Tapi salah satu tindakan amal yang paling efektif sebenarnya adalah yang paling mudah untuk diterapkan; hanya mengundang orang untuk menyumbangkan jumlah yang lebih kecil dari luar, berpotensi mengorbankan beberapa unit nilai untuk memasukkan volume pendukung potensial yang lebih tinggi. Ini sangat dekat dengan konsep elastisitas harga dalam pemasaran; rasio persentase perubahan permintaan total suatu produk terhadap persentase perubahan harga.

Organisasi sering menetapkan garis dasar yang menyarankan sumbangan cukup tinggi, dan hal ini dapat merugikan bagi mereka yang kurang memberi. Tetapi memulai dengan ekspektasi yang lebih rendah tampaknya akan membuat lebih banyak orang berkomitmen – terutama di Inggris, di mana 28,6% orang mengatakan itu akan membuat perbedaan (versus 20,8% di AS)

Solusi berbeda untuk berpenghasilan lebih tinggi

Pemberi amal Amerika cenderung lebih kaya, dan itu digarisbawahi oleh fakta bahwa insentif pajak disebut sebagai solusi teratas untuk membantu mereka meningkatkan dukungan mereka. Lebih dari 32% orang di AS mengatakan keringanan pajak akan membantu mereka mendukung badan amal, dibandingkan dengan 23% di Inggris.

Demikian pula, solusi serupa lainnya lebih populer di kalangan donor Amerika daripada di Inggris. Ini termasuk kemampuan untuk menyumbangkan bunga dari tabungan mereka, yang didukung 18,8% dibandingkan dengan 8,4% di Inggris. Menyumbang langsung dari gaji seseorang juga mendapat dukungan yang lebih besar (21,0% berbanding 16,4%).

Dan jika kita, sekali lagi, melihat responden dengan pendapatan rumah tangga minimal $90.000, kita mendapatkan gambaran yang lebih jelas tentang berapa banyak orang berpenghasilan lebih tinggi yang dapat mengadopsi inisiatif ini (lihat grafik di bawah). Sebuah 43,2% yang signifikan akan menghargai dapat memberi untuk amal melalui pemotongan gaji, misalnya, jadi ada baiknya badan amal berkomunikasi dengan pemberi kerja dan karyawan tentang bagaimana hal ini dilakukan.

(Orang Amerika dengan pendapatan rumah tangga minimum $90.000)

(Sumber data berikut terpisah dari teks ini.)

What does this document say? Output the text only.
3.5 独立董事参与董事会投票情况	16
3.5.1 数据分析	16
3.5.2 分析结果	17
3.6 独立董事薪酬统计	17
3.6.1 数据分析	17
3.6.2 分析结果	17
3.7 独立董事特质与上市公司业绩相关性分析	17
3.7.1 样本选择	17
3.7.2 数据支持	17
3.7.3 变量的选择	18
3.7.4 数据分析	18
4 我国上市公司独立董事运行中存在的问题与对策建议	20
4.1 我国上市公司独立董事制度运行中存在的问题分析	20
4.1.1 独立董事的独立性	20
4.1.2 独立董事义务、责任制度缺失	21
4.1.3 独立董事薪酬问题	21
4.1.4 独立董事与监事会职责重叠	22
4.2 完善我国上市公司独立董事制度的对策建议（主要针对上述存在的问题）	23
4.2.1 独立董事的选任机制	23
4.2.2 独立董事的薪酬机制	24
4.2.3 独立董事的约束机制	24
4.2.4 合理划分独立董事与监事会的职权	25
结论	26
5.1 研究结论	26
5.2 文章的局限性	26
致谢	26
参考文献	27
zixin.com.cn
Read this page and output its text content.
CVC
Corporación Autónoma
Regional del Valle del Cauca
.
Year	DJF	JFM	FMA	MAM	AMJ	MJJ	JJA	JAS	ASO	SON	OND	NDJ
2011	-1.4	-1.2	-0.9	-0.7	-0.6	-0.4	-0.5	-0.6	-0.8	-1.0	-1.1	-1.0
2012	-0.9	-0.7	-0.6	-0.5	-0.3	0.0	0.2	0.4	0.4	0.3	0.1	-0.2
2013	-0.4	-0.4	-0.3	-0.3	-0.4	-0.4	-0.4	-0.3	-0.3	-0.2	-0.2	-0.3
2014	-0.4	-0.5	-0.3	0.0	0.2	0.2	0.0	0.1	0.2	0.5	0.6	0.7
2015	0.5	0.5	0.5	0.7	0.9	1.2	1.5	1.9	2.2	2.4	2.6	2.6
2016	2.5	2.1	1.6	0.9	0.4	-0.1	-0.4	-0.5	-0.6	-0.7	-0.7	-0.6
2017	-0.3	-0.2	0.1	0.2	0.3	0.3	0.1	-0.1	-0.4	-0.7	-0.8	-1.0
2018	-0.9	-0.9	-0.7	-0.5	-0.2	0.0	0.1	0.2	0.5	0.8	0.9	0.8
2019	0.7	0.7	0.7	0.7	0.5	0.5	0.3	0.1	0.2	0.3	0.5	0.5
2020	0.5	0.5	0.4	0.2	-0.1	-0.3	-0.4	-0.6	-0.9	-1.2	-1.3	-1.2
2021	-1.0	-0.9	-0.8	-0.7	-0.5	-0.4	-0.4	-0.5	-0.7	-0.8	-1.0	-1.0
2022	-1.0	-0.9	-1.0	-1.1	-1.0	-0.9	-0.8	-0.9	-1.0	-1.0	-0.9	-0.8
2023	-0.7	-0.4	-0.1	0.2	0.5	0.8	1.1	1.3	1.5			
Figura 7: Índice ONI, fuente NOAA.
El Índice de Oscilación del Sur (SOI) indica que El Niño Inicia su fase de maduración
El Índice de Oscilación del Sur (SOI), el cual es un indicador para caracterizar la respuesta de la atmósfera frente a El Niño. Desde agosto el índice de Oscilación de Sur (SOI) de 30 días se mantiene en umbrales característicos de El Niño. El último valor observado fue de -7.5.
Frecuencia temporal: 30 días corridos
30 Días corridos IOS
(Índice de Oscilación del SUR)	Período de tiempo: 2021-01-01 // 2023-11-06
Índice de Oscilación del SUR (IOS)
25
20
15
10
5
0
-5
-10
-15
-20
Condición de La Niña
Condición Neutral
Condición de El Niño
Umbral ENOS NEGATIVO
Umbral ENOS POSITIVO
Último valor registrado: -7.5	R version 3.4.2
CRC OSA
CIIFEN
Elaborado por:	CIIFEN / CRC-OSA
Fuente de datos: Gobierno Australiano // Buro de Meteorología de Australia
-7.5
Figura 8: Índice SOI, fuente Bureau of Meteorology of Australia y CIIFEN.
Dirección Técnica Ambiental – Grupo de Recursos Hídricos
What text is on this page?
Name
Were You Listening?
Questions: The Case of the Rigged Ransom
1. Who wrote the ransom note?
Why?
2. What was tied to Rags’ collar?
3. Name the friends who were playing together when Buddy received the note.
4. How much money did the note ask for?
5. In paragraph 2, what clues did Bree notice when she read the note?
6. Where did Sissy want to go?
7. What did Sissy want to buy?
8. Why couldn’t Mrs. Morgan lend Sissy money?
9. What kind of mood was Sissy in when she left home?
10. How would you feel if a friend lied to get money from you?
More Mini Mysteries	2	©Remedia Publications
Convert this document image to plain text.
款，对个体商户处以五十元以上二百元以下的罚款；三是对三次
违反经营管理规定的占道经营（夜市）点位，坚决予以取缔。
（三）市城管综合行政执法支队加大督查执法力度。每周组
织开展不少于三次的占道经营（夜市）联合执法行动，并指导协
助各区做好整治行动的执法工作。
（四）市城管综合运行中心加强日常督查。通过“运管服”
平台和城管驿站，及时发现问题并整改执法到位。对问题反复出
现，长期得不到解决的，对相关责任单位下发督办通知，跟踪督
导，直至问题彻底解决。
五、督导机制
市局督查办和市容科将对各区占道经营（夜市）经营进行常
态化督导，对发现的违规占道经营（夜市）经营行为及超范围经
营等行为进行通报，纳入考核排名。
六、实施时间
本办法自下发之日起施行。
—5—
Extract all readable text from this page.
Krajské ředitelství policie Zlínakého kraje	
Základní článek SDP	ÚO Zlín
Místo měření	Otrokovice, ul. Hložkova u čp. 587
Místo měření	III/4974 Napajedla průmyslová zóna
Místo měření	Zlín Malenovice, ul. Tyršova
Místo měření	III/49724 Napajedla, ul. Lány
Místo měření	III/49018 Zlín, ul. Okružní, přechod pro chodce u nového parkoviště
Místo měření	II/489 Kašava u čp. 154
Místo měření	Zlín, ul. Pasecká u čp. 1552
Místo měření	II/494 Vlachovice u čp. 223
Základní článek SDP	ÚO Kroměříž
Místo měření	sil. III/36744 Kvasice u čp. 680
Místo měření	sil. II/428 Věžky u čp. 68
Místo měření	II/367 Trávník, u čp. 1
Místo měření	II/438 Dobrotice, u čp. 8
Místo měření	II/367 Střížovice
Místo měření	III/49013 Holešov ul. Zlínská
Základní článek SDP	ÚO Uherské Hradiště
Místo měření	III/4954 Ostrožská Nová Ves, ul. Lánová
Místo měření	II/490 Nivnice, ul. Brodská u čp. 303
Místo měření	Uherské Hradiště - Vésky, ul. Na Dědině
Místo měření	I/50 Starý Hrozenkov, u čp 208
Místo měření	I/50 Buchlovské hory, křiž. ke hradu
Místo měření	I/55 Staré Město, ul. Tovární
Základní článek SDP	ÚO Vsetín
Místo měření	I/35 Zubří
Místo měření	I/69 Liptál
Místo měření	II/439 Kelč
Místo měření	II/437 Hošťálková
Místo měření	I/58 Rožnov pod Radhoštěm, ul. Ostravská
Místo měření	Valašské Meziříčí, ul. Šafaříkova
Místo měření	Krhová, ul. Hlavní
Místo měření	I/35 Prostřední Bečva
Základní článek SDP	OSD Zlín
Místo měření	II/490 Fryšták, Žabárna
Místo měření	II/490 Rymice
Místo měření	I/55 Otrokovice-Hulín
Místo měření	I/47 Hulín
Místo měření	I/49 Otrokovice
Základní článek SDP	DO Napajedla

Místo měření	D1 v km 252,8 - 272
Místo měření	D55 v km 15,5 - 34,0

Sesuatu yang akan membantu penerima yang lebih tinggi dan lebih rendah sama-sama dapat mengumpulkan transaksi dan menyumbangkan selisihnya. Teknologi round up sudah digunakan oleh beberapa pengecer, seperti McDonald's, tetapi badan amal dapat mendorong lebih banyak bisnis untuk bergabung.

Bank dan penyedia layanan keuangan juga merupakan kandidat yang hebat – di mana pun badan amal dapat mengambil aliran kontribusi kecil secara teratur yang benar-benar dapat bertambah tanpa dampak atau keputusan material bagi konsumen sasaran. Lebih dari 31,0% orang Amerika dan 26,0% orang Inggris mendukung pembulatan, jadi meskipun hanya beberapa sen sekaligus, kemungkinan akan bertambah.